D’où vous est venue cette envie de réaliser une série documentaire sur DJ Mehdi ?
Thibaut de Longeville : DJ Mehdi : made in France raconte l’itinéraire de mon meilleur ami. Son point de départ est donc intrinsèquement émotionnel. Il ne s’agissait pas de lui rendre hommage, de faire sa biographie, ou de lister sa discographie, mais plutôt d’entamer à travers sa trajectoire un décryptage de la culture populaire en France et à l’international. Treize ans après son décès [le 13 septembre 2011, NDLR], DJ Mehdi reste la seule personnalité qui a œuvré avec autant de succès artistique aussi bien dans le rap que dans la musique électronique. L’ambition de cette série documentaire était d’offrir un outil pour comprendre comment la culture des années 1990-2010 a mené à celle d’aujourd’hui. Au-delà de notre amitié, c’est ce facteur qui m’a convaincu qu’il y avait une histoire puissante à raconter. Un récit intergénérationnel qui dépassait le cadre de la musique.

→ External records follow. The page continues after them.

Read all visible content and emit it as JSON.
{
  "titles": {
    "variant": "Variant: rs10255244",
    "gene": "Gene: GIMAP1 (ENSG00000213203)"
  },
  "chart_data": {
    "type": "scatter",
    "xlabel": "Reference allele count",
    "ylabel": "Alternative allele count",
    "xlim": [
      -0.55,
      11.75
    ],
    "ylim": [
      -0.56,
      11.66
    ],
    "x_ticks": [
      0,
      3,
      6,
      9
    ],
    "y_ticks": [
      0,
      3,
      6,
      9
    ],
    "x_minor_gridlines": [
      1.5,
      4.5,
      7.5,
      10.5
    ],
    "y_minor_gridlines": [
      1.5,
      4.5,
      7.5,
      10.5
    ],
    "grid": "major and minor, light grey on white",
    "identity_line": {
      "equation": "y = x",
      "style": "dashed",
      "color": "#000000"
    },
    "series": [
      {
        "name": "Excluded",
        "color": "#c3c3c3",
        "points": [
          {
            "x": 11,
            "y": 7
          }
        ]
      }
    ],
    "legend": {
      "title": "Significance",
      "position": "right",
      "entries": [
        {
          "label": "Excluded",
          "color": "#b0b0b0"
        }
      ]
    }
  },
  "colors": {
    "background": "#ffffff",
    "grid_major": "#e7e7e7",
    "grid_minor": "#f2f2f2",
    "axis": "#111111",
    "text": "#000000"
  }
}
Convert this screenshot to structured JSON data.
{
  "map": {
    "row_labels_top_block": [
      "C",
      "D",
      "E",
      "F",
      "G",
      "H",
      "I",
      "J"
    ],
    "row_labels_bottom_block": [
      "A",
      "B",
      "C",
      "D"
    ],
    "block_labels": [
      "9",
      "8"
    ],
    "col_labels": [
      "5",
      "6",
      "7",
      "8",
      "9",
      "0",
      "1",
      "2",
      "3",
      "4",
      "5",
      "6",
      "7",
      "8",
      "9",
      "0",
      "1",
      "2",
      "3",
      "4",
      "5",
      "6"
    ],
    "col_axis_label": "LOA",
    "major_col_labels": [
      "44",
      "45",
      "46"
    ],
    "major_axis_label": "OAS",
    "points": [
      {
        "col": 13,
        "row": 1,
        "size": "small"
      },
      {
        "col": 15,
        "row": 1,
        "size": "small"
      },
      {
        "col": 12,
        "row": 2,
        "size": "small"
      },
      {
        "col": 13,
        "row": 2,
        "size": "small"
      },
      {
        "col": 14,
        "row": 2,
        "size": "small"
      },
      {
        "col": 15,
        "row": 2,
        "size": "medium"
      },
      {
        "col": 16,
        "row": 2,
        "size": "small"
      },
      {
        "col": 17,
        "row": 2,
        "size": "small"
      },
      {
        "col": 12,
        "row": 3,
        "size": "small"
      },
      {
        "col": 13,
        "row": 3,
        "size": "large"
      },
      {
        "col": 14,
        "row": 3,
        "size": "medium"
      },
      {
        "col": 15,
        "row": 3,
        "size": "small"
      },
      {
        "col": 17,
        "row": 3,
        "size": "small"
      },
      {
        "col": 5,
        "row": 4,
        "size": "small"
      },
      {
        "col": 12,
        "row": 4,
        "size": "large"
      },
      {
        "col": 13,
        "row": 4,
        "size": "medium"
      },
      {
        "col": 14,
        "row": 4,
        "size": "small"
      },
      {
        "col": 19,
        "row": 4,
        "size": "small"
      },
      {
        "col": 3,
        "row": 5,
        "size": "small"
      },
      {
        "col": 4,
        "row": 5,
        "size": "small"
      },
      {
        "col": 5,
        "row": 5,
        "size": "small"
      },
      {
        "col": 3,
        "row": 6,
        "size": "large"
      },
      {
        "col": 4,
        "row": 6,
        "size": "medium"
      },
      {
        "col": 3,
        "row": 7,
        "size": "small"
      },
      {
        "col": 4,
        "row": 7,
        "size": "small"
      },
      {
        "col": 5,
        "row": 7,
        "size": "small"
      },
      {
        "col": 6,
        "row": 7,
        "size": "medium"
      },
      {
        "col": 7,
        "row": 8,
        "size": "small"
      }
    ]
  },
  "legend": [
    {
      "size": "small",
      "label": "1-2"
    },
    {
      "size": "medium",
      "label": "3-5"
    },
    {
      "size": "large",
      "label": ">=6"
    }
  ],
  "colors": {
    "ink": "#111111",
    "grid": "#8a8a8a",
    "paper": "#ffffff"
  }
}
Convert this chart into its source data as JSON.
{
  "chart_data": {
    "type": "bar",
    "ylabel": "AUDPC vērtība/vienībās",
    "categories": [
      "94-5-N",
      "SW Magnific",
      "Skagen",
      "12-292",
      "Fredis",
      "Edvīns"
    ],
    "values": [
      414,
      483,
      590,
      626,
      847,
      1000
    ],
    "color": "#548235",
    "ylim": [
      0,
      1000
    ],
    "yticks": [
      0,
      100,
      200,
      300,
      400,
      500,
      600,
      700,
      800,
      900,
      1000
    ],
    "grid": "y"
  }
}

De quelle manière le projet est-il arrivé dans les mains d’ARTE ?
DJ Mehdi : made in France est un projet indépendant, initié et développé par 360 Creative, ma petite société de production. Avec Unité Films, mon coproducteur, nous sommes allés à la rencontre d’ARTE pour leur proposer ce que j’avais initialement écrit sous la forme d’un unitaire de 90 minutes. Les équipes d’ARTE ont été emballées par le sujet et m’ont proposé de le développer sous forme de série. Il fallait donc imaginer autre chose, car je ne pouvais pas me contenter de découper mon récit en plusieurs parties et d’en faire un discours fragmenté. J’ai entamé un travail de réécriture avec une narration adaptée au format sériel où chaque épisode a son début et sa fin. Cette manière de monter et de réaliser ne s’improvise pas. L’accompagnement d’ARTE m’a permis d’ajouter plus de profondeur à l’œuvre initiale.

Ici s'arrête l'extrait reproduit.